Joe Vogel, a Maryland state delegate and congressional candidate, on October, 2022. Photo by Matthew Litman
He also won election to the Maryland House, representing the cities of Rockville and Gaithersburg. In his victory speech after the Democratic primary, he said his success as a gay, Jewish, Latino man was a testament to expanding American ideas of who a leader can be, and to the resilience of his family, which had a century ago fled religious persecution.
Earlier this year, after a rash of antisemitic incidents across Montgomery County, which includes his district, Vogel sponsored a bill to establish a statewide commission to investigate hate crimes.
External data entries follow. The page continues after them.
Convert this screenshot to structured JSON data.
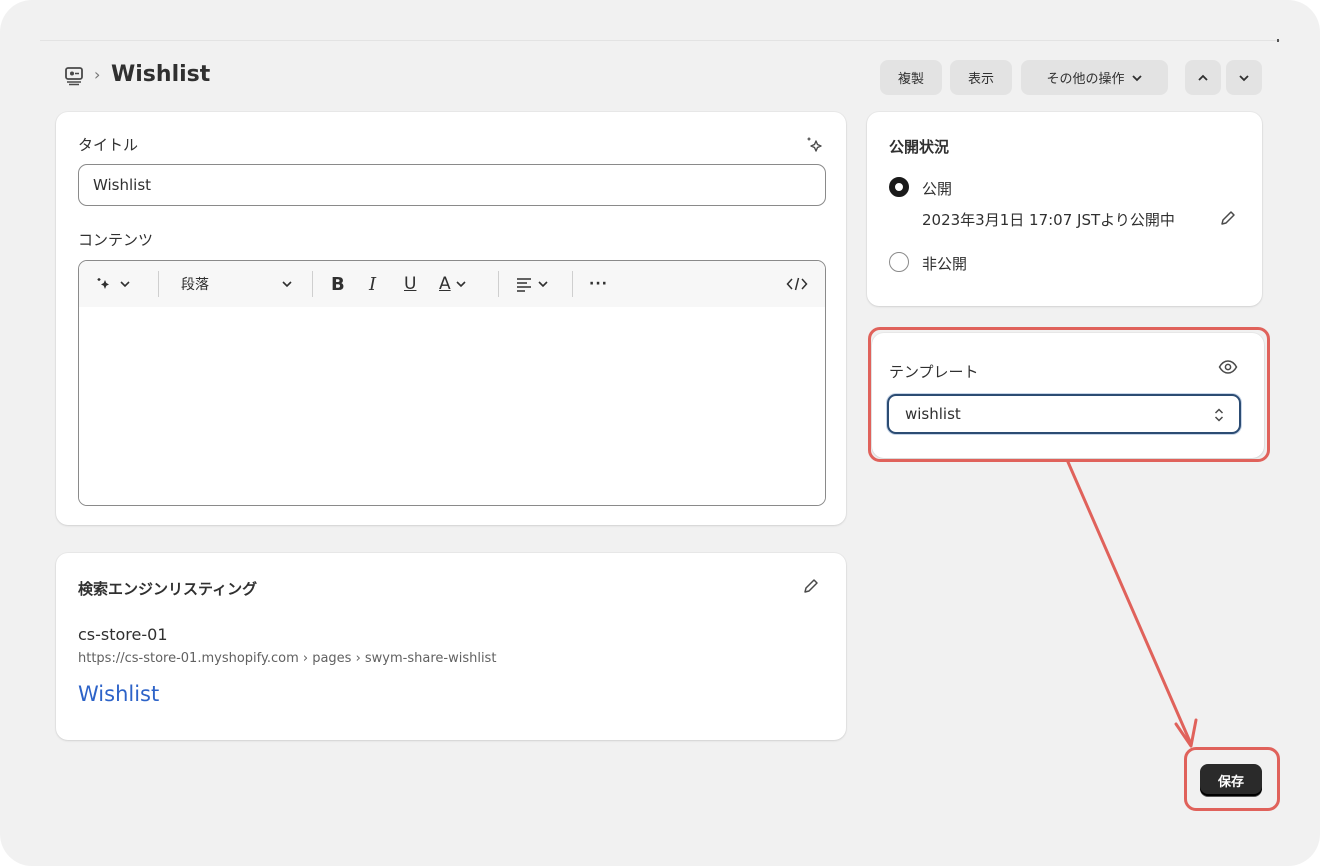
{
  "header": {
    "breadcrumb_separator": "›",
    "title": "Wishlist",
    "buttons": {
      "duplicate": "複製",
      "view": "表示",
      "more_actions": "その他の操作"
    }
  },
  "title_card": {
    "title_label": "タイトル",
    "title_value": "Wishlist",
    "content_label": "コンテンツ",
    "toolbar": {
      "paragraph": "段落",
      "bold": "B",
      "italic": "I",
      "underline": "U",
      "text_color": "A",
      "more": "···"
    }
  },
  "seo_card": {
    "heading": "検索エンジンリスティング",
    "store_name": "cs-store-01",
    "url": "https://cs-store-01.myshopify.com › pages › swym-share-wishlist",
    "page_title": "Wishlist"
  },
  "visibility_card": {
    "heading": "公開状況",
    "options": [
      {
        "label": "公開",
        "selected": true,
        "detail": "2023年3月1日 17:07 JSTより公開中"
      },
      {
        "label": "非公開",
        "selected": false
      }
    ]
  },
  "template_card": {
    "heading": "テンプレート",
    "selected": "wishlist"
  },
  "footer": {
    "save_label": "保存"
  },
  "colors": {
    "background": "#f1f1f1",
    "card": "#ffffff",
    "annotation": "#e0625b",
    "link": "#2d63c8",
    "primary_button": "#2a2a2a"
  }
}
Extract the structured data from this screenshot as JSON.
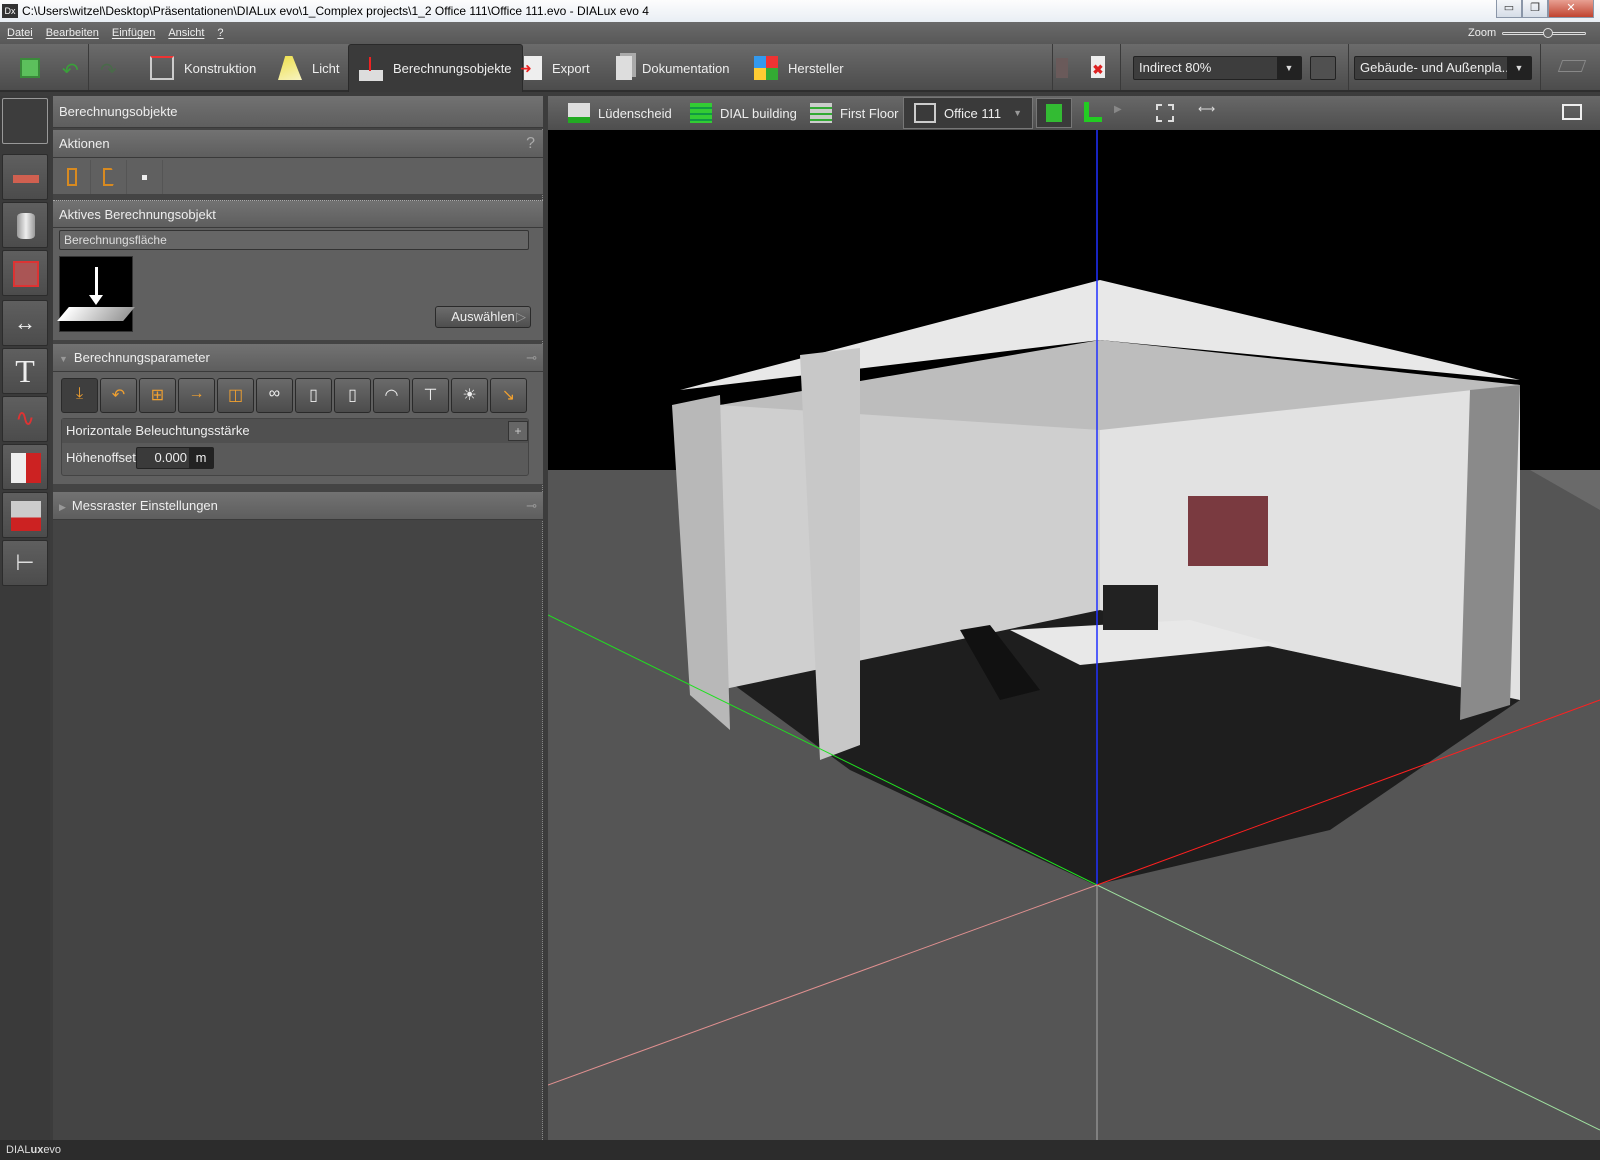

As for the personal history he would bring to Congress, Vogel joked: “Unlike George Santos, I am telling the truth,” referencing the scandal-plagued Republican congressman who fabricated his family’s Holocaust history and repeatedly called himself a Latino Jew, among other lies about his past.
“At a time when there is growing distrust in our democratic system,” Vogel said he sees himself as someone who can represent people, like him, who grew not seeing their identities reflected in government.
Support for Israel
Vogel said that he feels deeply connected to Israel as a haven for Jews like his persecuted great-grandparents. He said he has visited at least seven times since his bar mitzvah.
“I am a proud pro-Israel progressive,” he said, noting his support for a two-state solution to the Israeli-Palestinian conflict. He said his support for Israel and his progressivism overlap.
Vogel said he admires the hundreds of thousands of Israelis protesting the Israeli government’s judicial overhaul proposal, which has triggered a political, economic and diplomatic backlash and has now been suspended as members of the governing coalition and the opposition try to work out a compromise. “There are some policies that I strongly disagree with that the current government is seeking to advance and that I think are undemocratic,” he said.
He described the protests as an inspiring testament to the strength of Israeli democracy that shows how ordinary people can defy attempts to undermine it. “I think it’s important for us to stand up for democracy, stand up for democratic principles in Israel, in the United States and all over the world,” Vogel said.